CB West Harlequin Club’s Fall Show: Alice by Heart
By: Julia Donald
With production licensing becoming unavailable as of June 2025, West’s Harlequin Club brought the unique and mystical story of Alice by Heart to our stage the nights of November 21st through 24th. Through the storytelling by an incredibly talented cast, crew, and orchestra, the show took the audience along with protagonist Alice Spencer as she travelled between her reality in an underground London tube station during World War II and her fantasies within the pages of Lewis Caroll’s classic Alice’s Adventures in Wonderland.
The small cast was one of the key elements for the show, as each of the characters residing in the shelter also played a parallel role in Wonderland. As Alice’s childhood best friend Alfred becomes sick and detached, he morphs into the iconic bolting White Rabbit who similarly never seems to have time to stay. Alice is ridiculed in the shelter for her optimism and the strength in which she clings to her childhood. Bonded through their mutual love for the book Alice’s Adventures in Wonderland, Alice and Alfred go “Down the Hole” into Wonderland as Alice attempts to escape the reality of Alfred’s demise and spend more time with him.
Alice attempts to alter the pages of the story and is faced with mockery and opposition by the autocratic Queen of Hearts, who exchanges the red cross on her shelter nurse uniform for a red heart and crown; the deranged Mad Hatter, paralleled by a veteran named Harold who suffers from PTSD, often shouting nonsense; and an additional assortment of expressive characters. The Cheshire Cat, a woman named Tabatha in the shelter, is a calmer, wise mentor for Alice, encouraging her to leave Alfred and the storybook in the past and face her inevitable grief. Eventually coming to terms with Alfred’s fate, Alice closes the book and leaves Wonderland one last time, returning to life in the shelter as a more mature, accepting character.

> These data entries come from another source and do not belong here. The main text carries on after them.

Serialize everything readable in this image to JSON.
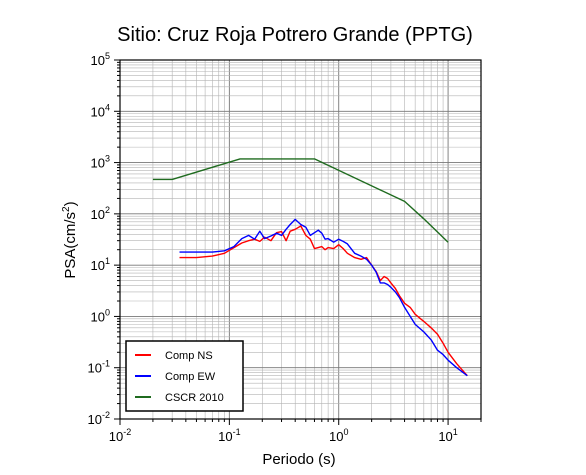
{
  "chart_data": {
    "type": "line",
    "title": "Sitio: Cruz Roja Potrero Grande (PPTG)",
    "xlabel": "Periodo (s)",
    "ylabel": "PSA(cm/s",
    "ylabel_sup": "2",
    "ylabel_close": ")",
    "x_scale": "log",
    "y_scale": "log",
    "xlim": [
      0.01,
      20
    ],
    "ylim": [
      0.01,
      100000
    ],
    "grid": true,
    "legend_position": "bottom-left",
    "x_ticks": [
      {
        "value": 0.01,
        "base": "10",
        "exp": "-2"
      },
      {
        "value": 0.1,
        "base": "10",
        "exp": "-1"
      },
      {
        "value": 1,
        "base": "10",
        "exp": "0"
      },
      {
        "value": 10,
        "base": "10",
        "exp": "1"
      }
    ],
    "y_ticks": [
      {
        "value": 0.01,
        "base": "10",
        "exp": "-2"
      },
      {
        "value": 0.1,
        "base": "10",
        "exp": "-1"
      },
      {
        "value": 1,
        "base": "10",
        "exp": "0"
      },
      {
        "value": 10,
        "base": "10",
        "exp": "1"
      },
      {
        "value": 100,
        "base": "10",
        "exp": "2"
      },
      {
        "value": 1000,
        "base": "10",
        "exp": "3"
      },
      {
        "value": 10000,
        "base": "10",
        "exp": "4"
      },
      {
        "value": 100000,
        "base": "10",
        "exp": "5"
      }
    ],
    "series": [
      {
        "name": "Comp NS",
        "color": "#ff0000",
        "x": [
          0.035,
          0.05,
          0.07,
          0.09,
          0.11,
          0.13,
          0.15,
          0.17,
          0.19,
          0.21,
          0.24,
          0.27,
          0.3,
          0.33,
          0.36,
          0.4,
          0.45,
          0.5,
          0.55,
          0.6,
          0.65,
          0.7,
          0.75,
          0.8,
          0.9,
          1.0,
          1.1,
          1.2,
          1.4,
          1.6,
          1.8,
          2.0,
          2.2,
          2.4,
          2.6,
          2.8,
          3.0,
          3.3,
          3.6,
          4.0,
          4.5,
          5.0,
          6.0,
          7.0,
          8.0,
          9.0,
          10.0,
          12.0,
          15.0
        ],
        "y": [
          14,
          14,
          15,
          17,
          22,
          27,
          30,
          32,
          29,
          35,
          30,
          43,
          45,
          30,
          46,
          50,
          58,
          38,
          32,
          21,
          22,
          23,
          20,
          22,
          21,
          25,
          21,
          17,
          14,
          13,
          14,
          10,
          7.5,
          5,
          6,
          5.5,
          4.5,
          3.5,
          2.5,
          1.8,
          1.5,
          1.1,
          0.8,
          0.6,
          0.45,
          0.3,
          0.2,
          0.12,
          0.07
        ]
      },
      {
        "name": "Comp EW",
        "color": "#0000ff",
        "x": [
          0.035,
          0.05,
          0.07,
          0.09,
          0.11,
          0.13,
          0.15,
          0.17,
          0.19,
          0.21,
          0.24,
          0.27,
          0.3,
          0.33,
          0.36,
          0.4,
          0.45,
          0.5,
          0.55,
          0.6,
          0.65,
          0.7,
          0.75,
          0.8,
          0.9,
          1.0,
          1.1,
          1.2,
          1.4,
          1.6,
          1.8,
          2.0,
          2.2,
          2.4,
          2.6,
          2.8,
          3.0,
          3.3,
          3.6,
          4.0,
          4.5,
          5.0,
          6.0,
          7.0,
          8.0,
          9.0,
          10.0,
          12.0,
          15.0
        ],
        "y": [
          18,
          18,
          18,
          19,
          23,
          33,
          38,
          32,
          46,
          33,
          37,
          42,
          38,
          50,
          62,
          78,
          62,
          55,
          38,
          43,
          48,
          42,
          32,
          33,
          28,
          32,
          29,
          26,
          17,
          15,
          13,
          10,
          7.3,
          4.5,
          4.5,
          4.2,
          3.7,
          3.0,
          2.3,
          1.5,
          1.0,
          0.7,
          0.5,
          0.35,
          0.22,
          0.18,
          0.14,
          0.1,
          0.07
        ]
      },
      {
        "name": "CSCR 2010",
        "color": "#1f6b1f",
        "x": [
          0.02,
          0.03,
          0.125,
          0.6,
          4.0,
          6.0,
          10.0
        ],
        "y": [
          470,
          470,
          1180,
          1180,
          175,
          80,
          28
        ]
      }
    ]
  }
}
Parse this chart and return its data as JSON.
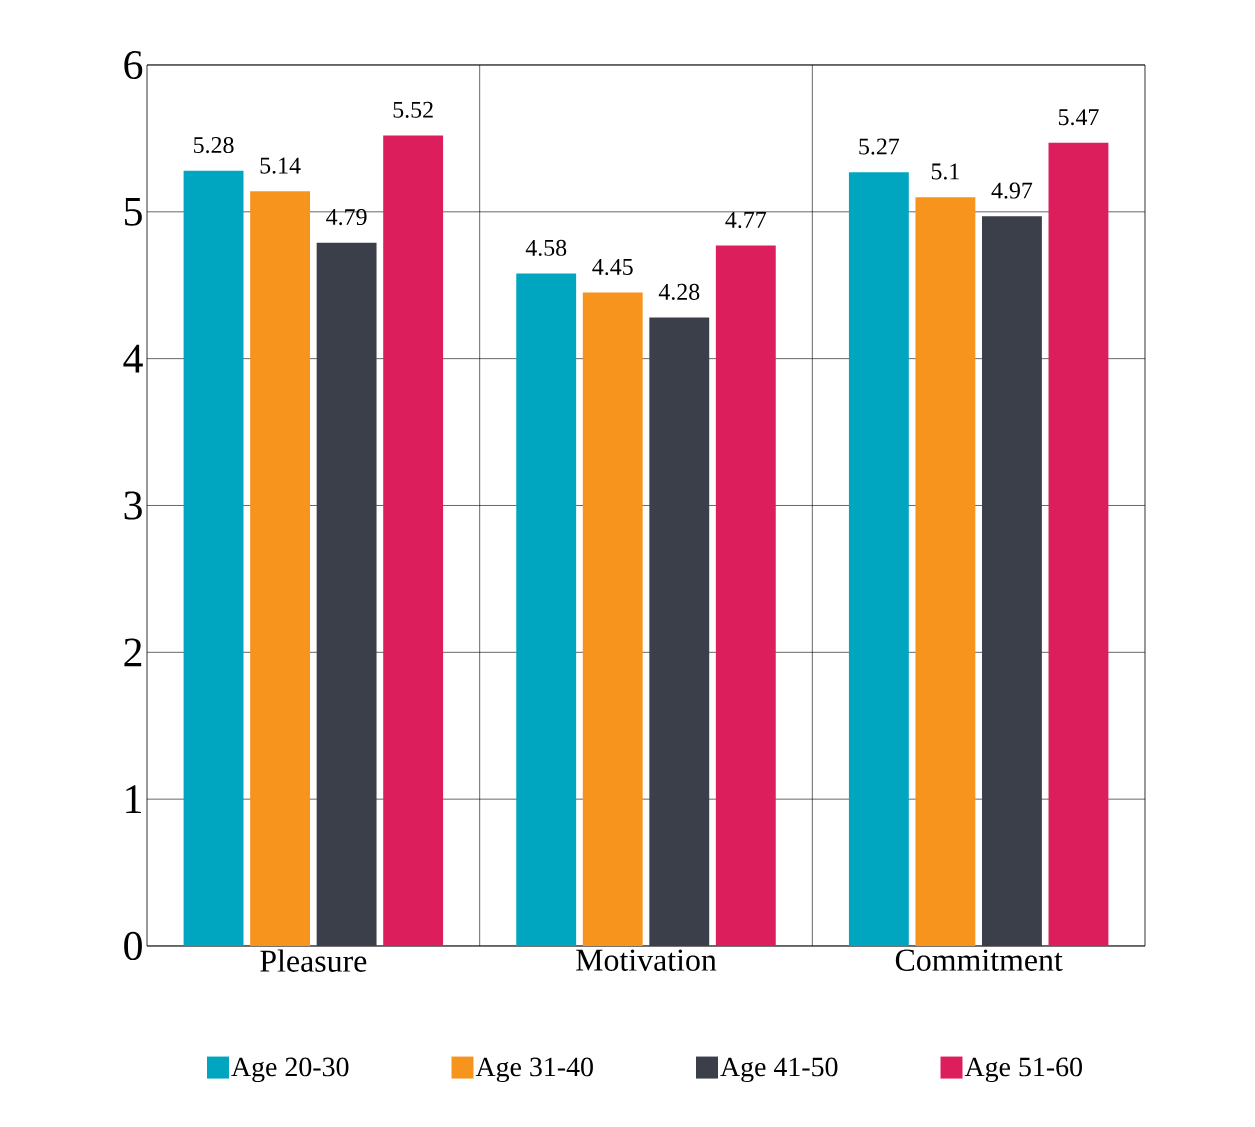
{
  "chart_data": {
    "type": "bar",
    "categories": [
      "Pleasure",
      "Motivation",
      "Commitment"
    ],
    "series": [
      {
        "name": "Age 20-30",
        "color": "#00a5c0",
        "values": [
          5.28,
          4.58,
          5.27
        ]
      },
      {
        "name": "Age 31-40",
        "color": "#f7941d",
        "values": [
          5.14,
          4.45,
          5.1
        ]
      },
      {
        "name": "Age 41-50",
        "color": "#3b3f4a",
        "values": [
          4.79,
          4.28,
          4.97
        ]
      },
      {
        "name": "Age 51-60",
        "color": "#dc1e5c",
        "values": [
          5.52,
          4.77,
          5.47
        ]
      }
    ],
    "ylim": [
      0,
      6
    ],
    "yticks": [
      0,
      1,
      2,
      3,
      4,
      5,
      6
    ],
    "grid": true,
    "legend": "bottom",
    "data_labels": true
  }
}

Along with the imaginative costumes, a humorous script, and animated songs, the use of projections and dream sequences helped the piece come alive. Between the colorful puffs of smoke during the Caterpillars’ “Chillin’ the Regrets” and the heavy raindrops during the Mock Turtles’ “Your Shell of Grief”, the art projections behind the characters helped add emotion and detail to the storytelling, enhancing the experience and performance. The club also filmed Alice’s dream sequences of her and Alfred over the summer- local child actors portrayed young Alice and Alfred, enhancing the childhood backstory that helped contribute to the show’s captivating plotline.